If you’re making plans to cross country cycle during your vacation, then you are not alone. The growing popularity of cycling, for reasons from commuting to vacationing, has led to an increase in methods, equipment options, and opportunities for riders. Local bicycle shops will often offer group riding experiences while resorts and clubs with beautiful riding country around them, will sometimes offer single-day rides or lengthy tours. You don’t have to go with a company to enjoy a cross country tour, though. With enough planning and training, both physically and mentally, you can make an exciting cycling journey that is all your own. 


Plan Your Route 

It is important to decide early on where you plan to make your ride. Your route will have a serious effect on both the planning and training for your trip. If you book a tour through a resort or travel company, they may have much of the planning done for you, with preset stopping points and provisions ready for each leg of the journey.  

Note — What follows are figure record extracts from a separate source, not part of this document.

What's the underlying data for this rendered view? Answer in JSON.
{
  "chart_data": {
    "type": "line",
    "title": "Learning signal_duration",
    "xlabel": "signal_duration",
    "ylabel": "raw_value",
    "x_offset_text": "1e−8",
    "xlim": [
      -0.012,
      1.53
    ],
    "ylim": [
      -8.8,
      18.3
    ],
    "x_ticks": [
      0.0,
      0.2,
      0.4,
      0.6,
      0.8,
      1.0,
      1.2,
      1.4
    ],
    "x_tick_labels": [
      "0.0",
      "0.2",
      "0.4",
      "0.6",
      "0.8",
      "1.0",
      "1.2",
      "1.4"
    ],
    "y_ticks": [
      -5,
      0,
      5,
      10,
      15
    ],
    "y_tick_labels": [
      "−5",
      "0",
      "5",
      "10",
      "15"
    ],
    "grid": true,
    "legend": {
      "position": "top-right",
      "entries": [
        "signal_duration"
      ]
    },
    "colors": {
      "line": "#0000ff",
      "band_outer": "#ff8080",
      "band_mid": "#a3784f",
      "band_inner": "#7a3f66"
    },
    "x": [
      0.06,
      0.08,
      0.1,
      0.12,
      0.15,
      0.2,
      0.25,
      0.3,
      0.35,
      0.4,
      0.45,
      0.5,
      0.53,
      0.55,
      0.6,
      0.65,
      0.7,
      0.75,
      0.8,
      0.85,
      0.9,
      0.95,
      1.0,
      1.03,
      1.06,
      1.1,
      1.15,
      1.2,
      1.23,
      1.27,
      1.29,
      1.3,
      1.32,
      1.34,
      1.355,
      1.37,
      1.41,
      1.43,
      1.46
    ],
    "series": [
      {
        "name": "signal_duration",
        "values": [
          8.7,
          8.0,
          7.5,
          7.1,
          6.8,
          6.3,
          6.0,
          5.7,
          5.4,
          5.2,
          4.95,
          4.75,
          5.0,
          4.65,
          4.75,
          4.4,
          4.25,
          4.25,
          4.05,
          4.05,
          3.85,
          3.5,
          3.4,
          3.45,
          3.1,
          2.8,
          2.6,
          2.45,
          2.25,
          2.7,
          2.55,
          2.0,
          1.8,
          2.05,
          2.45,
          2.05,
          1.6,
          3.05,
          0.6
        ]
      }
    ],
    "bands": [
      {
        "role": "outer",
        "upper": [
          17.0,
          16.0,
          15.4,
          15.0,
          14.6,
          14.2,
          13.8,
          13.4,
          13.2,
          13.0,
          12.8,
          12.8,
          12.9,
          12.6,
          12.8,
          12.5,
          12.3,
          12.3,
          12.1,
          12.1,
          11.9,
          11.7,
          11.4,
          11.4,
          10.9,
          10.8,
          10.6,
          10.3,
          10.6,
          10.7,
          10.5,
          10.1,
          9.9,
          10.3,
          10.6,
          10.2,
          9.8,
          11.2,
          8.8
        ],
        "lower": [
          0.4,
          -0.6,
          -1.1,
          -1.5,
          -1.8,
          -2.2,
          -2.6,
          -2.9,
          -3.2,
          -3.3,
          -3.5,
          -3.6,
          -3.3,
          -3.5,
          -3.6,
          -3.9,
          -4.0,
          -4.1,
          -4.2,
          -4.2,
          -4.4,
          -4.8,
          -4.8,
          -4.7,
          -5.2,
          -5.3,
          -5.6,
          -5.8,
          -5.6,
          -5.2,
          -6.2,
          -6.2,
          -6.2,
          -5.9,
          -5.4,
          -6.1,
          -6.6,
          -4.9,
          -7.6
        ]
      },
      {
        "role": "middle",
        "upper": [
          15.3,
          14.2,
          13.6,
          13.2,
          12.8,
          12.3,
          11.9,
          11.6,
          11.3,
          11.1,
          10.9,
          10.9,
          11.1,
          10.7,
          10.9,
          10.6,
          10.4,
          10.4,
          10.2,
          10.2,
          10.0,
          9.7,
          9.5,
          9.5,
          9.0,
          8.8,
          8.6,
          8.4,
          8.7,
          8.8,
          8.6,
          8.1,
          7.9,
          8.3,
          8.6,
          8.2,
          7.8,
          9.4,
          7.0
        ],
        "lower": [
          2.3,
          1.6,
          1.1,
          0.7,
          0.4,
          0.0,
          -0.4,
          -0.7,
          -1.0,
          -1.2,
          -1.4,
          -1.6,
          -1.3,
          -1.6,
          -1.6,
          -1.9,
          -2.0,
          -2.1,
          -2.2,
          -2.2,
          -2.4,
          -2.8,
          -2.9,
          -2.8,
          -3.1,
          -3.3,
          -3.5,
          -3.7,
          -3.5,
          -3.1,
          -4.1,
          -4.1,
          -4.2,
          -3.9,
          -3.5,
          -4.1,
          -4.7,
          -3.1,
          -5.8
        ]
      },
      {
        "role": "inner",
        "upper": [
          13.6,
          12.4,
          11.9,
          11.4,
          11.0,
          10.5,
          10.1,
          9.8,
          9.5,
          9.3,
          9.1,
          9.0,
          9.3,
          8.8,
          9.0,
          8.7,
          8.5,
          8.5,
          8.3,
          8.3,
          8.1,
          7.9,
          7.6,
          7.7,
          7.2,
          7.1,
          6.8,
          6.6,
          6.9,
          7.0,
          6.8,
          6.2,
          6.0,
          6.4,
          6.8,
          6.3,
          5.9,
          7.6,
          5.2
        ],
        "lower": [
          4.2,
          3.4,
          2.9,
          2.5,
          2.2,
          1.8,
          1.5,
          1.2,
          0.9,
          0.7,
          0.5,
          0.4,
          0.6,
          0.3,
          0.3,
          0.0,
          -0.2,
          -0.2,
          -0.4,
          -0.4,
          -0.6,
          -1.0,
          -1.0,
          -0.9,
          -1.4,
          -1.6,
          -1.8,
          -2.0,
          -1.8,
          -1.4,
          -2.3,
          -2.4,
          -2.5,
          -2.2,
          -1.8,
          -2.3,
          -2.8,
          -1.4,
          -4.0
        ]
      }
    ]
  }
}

If you plan your own route, you will need to judge how far you will go each day and if you will be using roadways or off-road trails. Knowing whether you will camp throughout your journey or have hotel rooms lined out along the way is a crucial point of planning. This will allow you to plan whether you need to pack your prescription cycling sunglasses or an entire pack of weather-ready gear. If you are riding with others, coming up with a plan that suits the needs and abilities of the group will be paramount to reaching the team’s goals each day. 

Plan Your Routine 

Once you know where you will be riding and how long you will go each day, your training routine can be built to get you to a point where you will be able to bear the journey. You obviously won’t be going from riding two miles a day to 60 miles a day. Changing your habits day by day to increase the distance you are able to ride is an excellent training strategy. If you can’t ride long distances every day, due to set work hours or family obligations, try to incorporate some riding into your daily routine and keep the endurance training for when you have more time. Even working with a spinning class can keep the muscles tuned for those longer rides. 

Building up your route and your routine are both critical elements when preparing for a long-distance bike ride. Before you set out, be sure to prepare every aspect of your journey to ensure a pleasant, safe, and exciting tour.